In a major blow to entrenched legal publishers Lexis Nexis and Thompson Reuters, in July Linkedin chose to partner with JD Supra to supply content for Legal Updates. In one sense this partnership is like combining peanut butter and chocolate as Jayne Navarre describes, but in another sense, it is kind of like Coca-Cola deciding to partner with San Dimas High School over the National Football League. This was a great opportunity for the major legal publishers but they lost out to a small start-up named JDSupra that is far more agile.
Here is how legal updates work:
JDSupra collects written content from lawyers all over the world. They tag it, optimize it and display it on their website. Any corporate alert, amicus brief, white paper, or blog post you create is given a second life through this site.

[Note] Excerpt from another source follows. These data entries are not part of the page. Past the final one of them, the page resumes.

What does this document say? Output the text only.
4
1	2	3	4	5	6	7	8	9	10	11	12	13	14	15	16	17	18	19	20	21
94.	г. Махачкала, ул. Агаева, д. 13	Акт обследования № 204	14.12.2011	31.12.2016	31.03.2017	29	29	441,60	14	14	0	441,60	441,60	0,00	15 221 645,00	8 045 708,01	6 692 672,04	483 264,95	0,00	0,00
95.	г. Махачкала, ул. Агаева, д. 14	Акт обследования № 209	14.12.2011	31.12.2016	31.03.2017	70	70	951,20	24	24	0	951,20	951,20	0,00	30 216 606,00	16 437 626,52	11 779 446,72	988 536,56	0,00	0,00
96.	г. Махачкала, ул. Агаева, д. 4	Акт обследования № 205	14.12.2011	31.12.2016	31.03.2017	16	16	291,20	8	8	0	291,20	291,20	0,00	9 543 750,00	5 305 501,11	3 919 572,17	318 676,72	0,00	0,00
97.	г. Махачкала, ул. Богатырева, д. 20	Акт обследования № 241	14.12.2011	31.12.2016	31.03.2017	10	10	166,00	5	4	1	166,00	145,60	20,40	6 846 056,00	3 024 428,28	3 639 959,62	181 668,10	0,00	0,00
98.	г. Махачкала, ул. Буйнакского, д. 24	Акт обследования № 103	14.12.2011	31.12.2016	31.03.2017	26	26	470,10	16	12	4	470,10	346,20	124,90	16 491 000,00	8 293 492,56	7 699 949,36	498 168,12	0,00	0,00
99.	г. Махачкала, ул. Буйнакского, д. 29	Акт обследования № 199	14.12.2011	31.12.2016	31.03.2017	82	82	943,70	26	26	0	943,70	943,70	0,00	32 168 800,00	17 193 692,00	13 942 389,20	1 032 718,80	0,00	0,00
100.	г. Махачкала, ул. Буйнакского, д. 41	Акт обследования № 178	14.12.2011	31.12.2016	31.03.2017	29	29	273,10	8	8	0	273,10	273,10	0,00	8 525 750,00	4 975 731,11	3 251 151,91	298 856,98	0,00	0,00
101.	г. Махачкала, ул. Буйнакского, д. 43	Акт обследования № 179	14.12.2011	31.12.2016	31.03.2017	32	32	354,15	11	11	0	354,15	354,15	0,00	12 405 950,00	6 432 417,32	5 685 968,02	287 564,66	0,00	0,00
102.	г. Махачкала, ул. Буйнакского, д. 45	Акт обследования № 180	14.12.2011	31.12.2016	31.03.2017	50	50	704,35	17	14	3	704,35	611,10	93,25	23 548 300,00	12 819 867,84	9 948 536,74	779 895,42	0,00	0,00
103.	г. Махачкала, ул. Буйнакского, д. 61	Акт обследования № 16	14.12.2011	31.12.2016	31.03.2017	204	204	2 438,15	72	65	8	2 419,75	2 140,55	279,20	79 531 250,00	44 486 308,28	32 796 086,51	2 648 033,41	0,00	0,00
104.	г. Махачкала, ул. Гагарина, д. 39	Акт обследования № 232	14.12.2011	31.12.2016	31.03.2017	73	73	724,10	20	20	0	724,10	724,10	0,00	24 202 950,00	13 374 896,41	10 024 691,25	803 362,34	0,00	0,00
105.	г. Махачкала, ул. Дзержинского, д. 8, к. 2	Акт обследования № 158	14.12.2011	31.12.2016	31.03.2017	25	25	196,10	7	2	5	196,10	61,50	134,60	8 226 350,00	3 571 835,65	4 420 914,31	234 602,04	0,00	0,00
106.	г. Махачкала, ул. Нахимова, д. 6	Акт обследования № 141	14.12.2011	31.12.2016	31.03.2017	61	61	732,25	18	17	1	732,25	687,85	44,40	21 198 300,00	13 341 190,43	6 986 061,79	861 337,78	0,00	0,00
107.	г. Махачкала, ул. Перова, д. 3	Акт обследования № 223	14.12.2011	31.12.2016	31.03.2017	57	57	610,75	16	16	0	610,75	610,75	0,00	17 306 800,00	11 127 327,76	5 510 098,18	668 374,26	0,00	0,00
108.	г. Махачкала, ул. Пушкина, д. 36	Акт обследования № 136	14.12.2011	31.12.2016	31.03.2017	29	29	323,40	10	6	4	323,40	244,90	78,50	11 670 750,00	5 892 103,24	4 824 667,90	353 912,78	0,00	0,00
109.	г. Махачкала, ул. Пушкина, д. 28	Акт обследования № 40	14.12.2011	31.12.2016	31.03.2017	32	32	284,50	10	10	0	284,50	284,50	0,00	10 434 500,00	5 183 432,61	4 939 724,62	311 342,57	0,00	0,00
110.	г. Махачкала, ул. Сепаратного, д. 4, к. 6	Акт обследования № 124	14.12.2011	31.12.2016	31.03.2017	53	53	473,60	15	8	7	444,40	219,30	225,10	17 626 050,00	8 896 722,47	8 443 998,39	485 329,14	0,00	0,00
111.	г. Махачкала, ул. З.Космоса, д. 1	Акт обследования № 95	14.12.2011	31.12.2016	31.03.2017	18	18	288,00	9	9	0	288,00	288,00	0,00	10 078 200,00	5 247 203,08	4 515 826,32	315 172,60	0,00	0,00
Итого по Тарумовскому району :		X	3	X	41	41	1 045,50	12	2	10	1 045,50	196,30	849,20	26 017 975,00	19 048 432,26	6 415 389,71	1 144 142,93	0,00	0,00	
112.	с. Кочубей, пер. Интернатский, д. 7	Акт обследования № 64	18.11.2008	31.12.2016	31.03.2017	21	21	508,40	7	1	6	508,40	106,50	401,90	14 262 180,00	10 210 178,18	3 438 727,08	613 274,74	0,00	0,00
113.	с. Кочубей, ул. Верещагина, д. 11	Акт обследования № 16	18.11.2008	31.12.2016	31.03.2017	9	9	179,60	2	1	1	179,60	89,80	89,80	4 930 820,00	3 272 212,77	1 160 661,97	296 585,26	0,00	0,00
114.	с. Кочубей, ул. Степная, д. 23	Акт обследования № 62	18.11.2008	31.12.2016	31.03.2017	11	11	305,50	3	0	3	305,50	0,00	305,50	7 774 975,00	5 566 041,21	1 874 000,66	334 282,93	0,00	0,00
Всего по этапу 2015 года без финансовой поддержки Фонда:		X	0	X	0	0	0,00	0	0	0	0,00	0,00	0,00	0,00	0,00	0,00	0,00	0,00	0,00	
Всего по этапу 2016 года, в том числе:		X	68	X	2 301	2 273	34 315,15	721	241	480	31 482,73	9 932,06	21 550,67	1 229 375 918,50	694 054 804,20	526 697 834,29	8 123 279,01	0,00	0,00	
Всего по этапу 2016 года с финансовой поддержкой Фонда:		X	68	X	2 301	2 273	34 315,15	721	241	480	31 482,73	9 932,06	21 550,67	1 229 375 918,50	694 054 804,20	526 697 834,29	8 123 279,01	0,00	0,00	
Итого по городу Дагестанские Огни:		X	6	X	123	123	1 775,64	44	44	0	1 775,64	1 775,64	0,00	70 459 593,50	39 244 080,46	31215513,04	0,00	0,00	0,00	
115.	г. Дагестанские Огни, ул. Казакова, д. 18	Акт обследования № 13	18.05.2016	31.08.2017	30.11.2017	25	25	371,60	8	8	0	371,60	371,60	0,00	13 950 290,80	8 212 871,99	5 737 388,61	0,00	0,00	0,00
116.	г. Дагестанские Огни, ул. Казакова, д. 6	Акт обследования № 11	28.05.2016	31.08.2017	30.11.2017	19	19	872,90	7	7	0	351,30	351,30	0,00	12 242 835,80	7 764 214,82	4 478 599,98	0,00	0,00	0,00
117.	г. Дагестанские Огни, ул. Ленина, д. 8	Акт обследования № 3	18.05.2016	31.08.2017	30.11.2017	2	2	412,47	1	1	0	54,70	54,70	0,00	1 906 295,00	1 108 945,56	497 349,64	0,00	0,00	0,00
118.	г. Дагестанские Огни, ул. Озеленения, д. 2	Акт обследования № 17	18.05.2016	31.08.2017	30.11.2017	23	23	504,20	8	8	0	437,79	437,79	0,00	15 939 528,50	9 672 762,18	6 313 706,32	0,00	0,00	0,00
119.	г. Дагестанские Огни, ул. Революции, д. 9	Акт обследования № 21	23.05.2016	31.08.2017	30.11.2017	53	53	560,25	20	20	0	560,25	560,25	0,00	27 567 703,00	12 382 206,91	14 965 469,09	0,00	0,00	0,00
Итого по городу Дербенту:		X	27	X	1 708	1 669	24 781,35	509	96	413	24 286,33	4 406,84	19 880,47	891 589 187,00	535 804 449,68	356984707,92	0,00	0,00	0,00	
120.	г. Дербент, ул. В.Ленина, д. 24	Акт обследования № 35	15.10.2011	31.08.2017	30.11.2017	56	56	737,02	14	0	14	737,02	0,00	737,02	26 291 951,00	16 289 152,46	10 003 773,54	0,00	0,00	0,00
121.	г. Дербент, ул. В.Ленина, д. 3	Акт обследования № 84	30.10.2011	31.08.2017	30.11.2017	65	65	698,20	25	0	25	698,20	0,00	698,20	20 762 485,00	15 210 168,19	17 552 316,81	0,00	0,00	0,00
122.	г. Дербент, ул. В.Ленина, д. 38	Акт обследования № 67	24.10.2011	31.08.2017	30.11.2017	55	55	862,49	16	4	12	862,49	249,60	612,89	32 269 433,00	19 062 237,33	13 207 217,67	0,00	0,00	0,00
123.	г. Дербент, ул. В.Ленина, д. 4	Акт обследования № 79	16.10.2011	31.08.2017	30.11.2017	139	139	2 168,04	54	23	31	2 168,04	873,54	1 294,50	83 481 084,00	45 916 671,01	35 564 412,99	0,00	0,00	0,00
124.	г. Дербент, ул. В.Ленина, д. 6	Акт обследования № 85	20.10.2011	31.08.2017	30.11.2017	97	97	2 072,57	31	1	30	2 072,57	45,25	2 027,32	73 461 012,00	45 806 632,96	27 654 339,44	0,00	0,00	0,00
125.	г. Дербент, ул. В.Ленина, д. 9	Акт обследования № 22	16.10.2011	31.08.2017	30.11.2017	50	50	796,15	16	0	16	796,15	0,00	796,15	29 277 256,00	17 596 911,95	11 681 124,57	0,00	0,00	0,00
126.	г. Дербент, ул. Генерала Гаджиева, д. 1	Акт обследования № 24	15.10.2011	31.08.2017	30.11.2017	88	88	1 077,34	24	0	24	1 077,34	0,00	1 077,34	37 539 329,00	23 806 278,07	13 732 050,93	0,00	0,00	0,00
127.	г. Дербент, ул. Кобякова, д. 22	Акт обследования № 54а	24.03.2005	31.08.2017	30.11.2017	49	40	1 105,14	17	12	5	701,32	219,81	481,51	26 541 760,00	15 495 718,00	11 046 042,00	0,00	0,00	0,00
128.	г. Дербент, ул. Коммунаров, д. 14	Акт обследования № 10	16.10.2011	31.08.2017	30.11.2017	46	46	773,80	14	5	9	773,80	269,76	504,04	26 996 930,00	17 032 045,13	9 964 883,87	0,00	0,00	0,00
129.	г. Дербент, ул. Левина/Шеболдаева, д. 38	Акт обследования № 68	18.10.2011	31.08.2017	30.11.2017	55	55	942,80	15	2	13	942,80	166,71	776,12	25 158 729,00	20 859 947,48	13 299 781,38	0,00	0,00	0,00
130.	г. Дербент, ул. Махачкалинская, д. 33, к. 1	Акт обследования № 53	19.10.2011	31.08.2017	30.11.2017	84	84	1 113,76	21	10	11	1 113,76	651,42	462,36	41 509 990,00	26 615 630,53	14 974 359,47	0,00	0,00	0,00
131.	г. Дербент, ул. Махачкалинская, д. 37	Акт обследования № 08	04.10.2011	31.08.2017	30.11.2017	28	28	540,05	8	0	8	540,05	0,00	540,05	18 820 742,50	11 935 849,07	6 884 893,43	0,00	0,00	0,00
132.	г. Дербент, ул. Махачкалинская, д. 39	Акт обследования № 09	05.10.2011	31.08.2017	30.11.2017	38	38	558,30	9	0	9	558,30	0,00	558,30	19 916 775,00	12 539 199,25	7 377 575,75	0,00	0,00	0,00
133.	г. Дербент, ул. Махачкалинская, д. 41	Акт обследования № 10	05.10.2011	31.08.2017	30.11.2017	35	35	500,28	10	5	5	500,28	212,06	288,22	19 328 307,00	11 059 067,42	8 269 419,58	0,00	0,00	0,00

Here is why JDSupra’s marriage to Linkedin is so crucial.
Linkedin has more than 75 million members worldwide, including representatives of every Fortune 500 company. There are more than 1 million lawyers on Linkedin alone. Linkedin knows a LOT about their users. Where they work, what they do, what type of experience and education they have. Most importantly, they can make a very educated guess about the types of articles GC’s, HR representatives and C-suite individuals find appealing.
Enter Legal Updates
When a professional signs up for Legal Updates on Linkedin (this is done by clicking the “MORE” tab at http://Linkedin.com ———> click “Applications” ————–> click “Legal Updates” then click “Add”) they are sent targeted content on a daily or weekly basis.

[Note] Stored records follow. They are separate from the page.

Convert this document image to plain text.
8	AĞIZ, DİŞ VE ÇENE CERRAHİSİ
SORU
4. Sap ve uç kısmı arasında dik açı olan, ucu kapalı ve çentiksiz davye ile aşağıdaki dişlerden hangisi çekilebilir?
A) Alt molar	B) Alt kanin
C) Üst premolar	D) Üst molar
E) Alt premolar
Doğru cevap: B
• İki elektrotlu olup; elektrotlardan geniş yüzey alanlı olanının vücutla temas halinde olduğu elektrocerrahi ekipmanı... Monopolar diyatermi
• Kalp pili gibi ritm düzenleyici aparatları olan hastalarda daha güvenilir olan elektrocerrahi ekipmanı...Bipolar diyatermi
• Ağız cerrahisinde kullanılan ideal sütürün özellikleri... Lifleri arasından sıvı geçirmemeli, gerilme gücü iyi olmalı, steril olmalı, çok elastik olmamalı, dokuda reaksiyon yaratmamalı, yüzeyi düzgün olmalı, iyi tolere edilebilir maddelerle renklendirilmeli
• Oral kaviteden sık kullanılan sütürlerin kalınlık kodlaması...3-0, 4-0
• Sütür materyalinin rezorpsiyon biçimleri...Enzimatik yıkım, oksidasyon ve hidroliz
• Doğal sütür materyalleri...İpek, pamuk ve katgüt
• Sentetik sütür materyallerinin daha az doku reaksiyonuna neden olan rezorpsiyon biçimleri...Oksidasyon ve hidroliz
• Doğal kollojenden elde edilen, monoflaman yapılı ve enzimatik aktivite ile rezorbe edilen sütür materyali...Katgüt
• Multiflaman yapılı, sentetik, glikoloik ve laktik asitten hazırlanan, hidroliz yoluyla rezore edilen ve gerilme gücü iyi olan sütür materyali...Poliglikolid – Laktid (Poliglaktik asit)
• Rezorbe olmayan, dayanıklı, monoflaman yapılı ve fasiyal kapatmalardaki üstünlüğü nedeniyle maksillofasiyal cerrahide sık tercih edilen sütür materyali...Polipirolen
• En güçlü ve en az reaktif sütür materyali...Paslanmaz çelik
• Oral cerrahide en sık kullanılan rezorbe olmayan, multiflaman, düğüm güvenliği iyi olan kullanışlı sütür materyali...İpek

To give an example of how this works, when the GC of IBM signs up for Legal Updates he will receive directly into his email box relevant articles written by attorneys that are submitting through JD Supra. GC’s, HR representatives and C-suite executives will received targeted legal content based on not only their preferences but also based on the information they have reported about themselves in their Linkedin profiles. This is a big deal, like I often repeat: it isn’t about who you know, it’s about what you have to say.

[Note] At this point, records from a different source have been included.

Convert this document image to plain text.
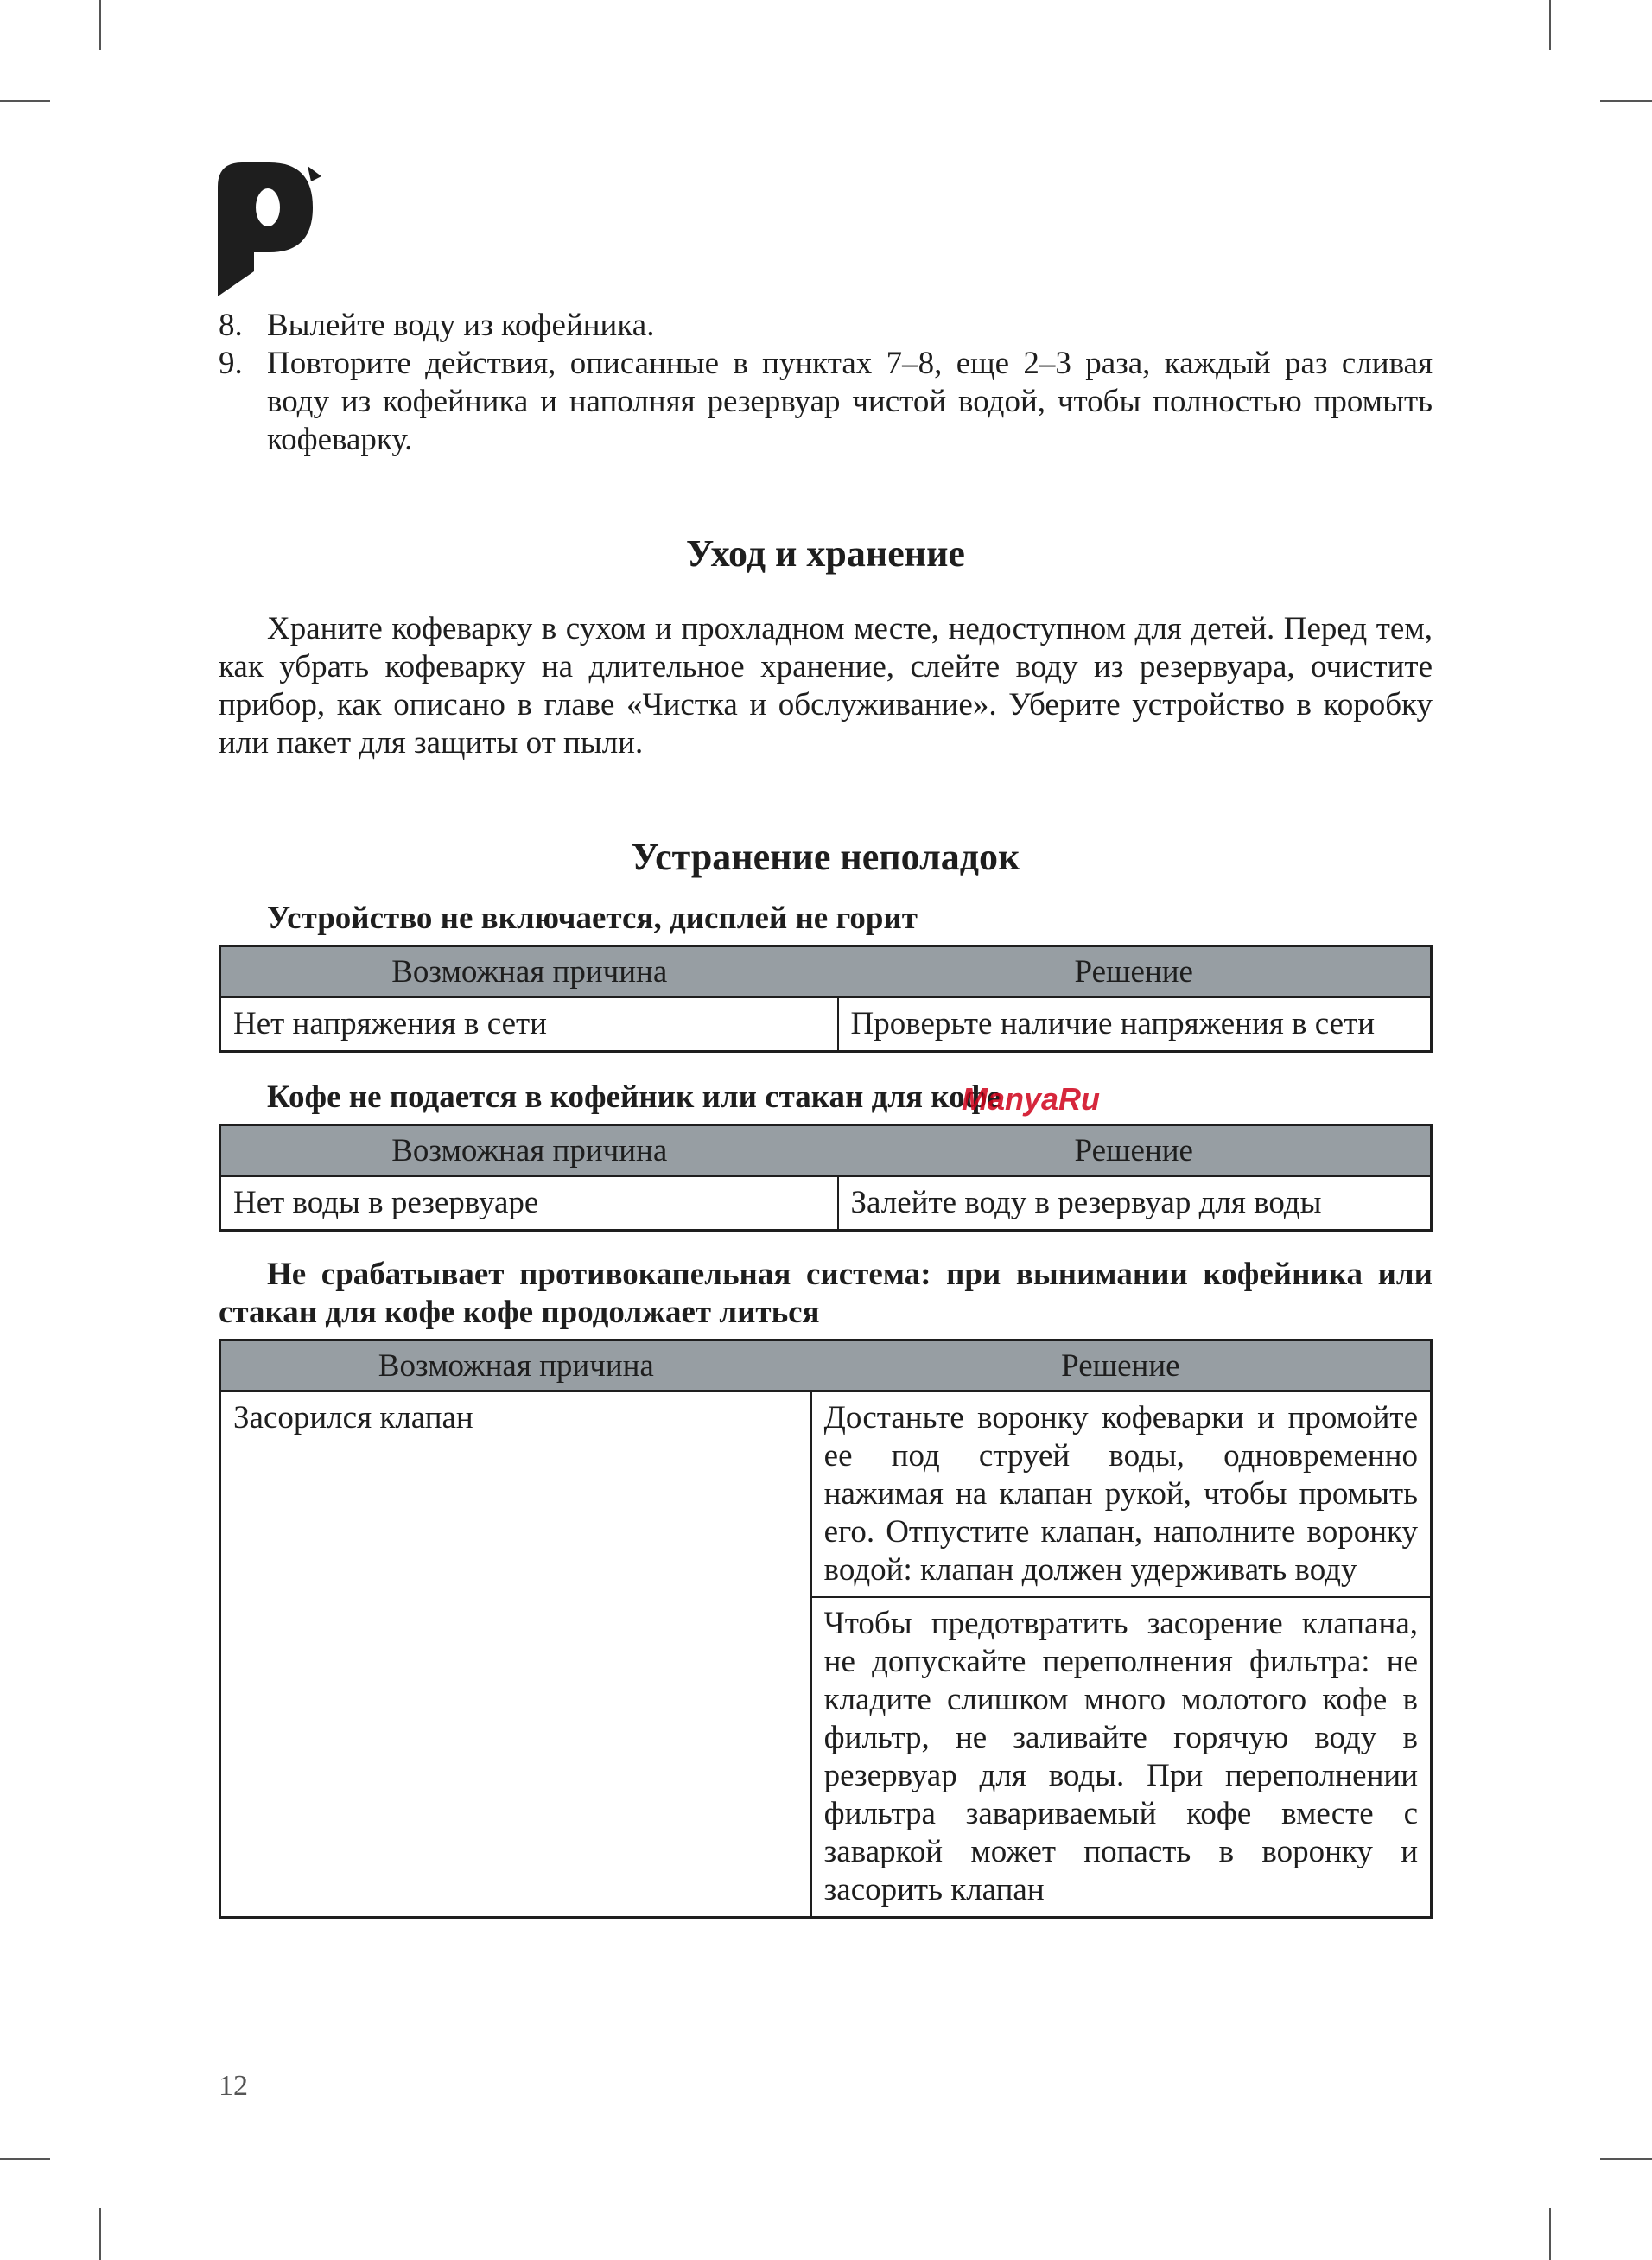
8. Вылейте воду из кофейника.
9. Повторите действия, описанные в пунктах 7–8, еще 2–3 раза, каждый раз сливая воду из кофейника и наполняя резервуар чистой водой, чтобы полностью промыть кофеварку.
Уход и хранение

Храните кофеварку в сухом и прохладном месте, недоступном для детей. Перед тем, как убрать кофеварку на длительное хранение, слейте воду из резервуара, очистите прибор, как описано в главе «Чистка и обслуживание». Уберите устройство в коробку или пакет для защиты от пыли.

Устранение неполадок
Устройство не включается, дисплей не горит
Возможная причина	Решение
Нет напряжения в сети	Проверьте наличие напряжения в сети
Кофе не подается в кофейник или стакан для кофе
ManyaRu
Возможная причина	Решение
Нет воды в резервуаре	Залейте воду в резервуар для воды
Не срабатывает противокапельная система: при вынимании кофейника или стакан для кофе кофе продолжает литься
Возможная причина	Решение
Засорился клапан	Достаньте воронку кофеварки и промойте ее под струей воды, одновременно нажимая на клапан рукой, чтобы промыть его. Отпустите клапан, наполните воронку водой: клапан должен удерживать воду
	Чтобы предотвратить засорение клапана, не допускайте переполнения фильтра: не кладите слишком много молотого кофе в фильтр, не заливайте горячую воду в резервуар для воды. При переполнении фильтра завариваемый кофе вместе с заваркой может попасть в воронку и засорить клапан
12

Executives no longer have to look for information- it will find them.
Why should Lexis Nexis and Thompson Reuters care? Because they are being beaten at their own game. For years Lexis Nexis has survived by collecting and organizing content that they didn’t have to create! User generated content has kept Lexis Nexis in business for a very long time, but now they are being upstaged by a start-up that has a better grasp on organizing and distributing content.
When I asked Adrian Lurssen, JD Supra’s VP, why Linkedin chose JD Supra he replied that it came down to their ability to tag and optimize content in a way that was attractive to Linkedin. They were speaking the same language. If Thompson West and Lexis Nexis want to keep their spots as the top dogs, they need to start learning the language to.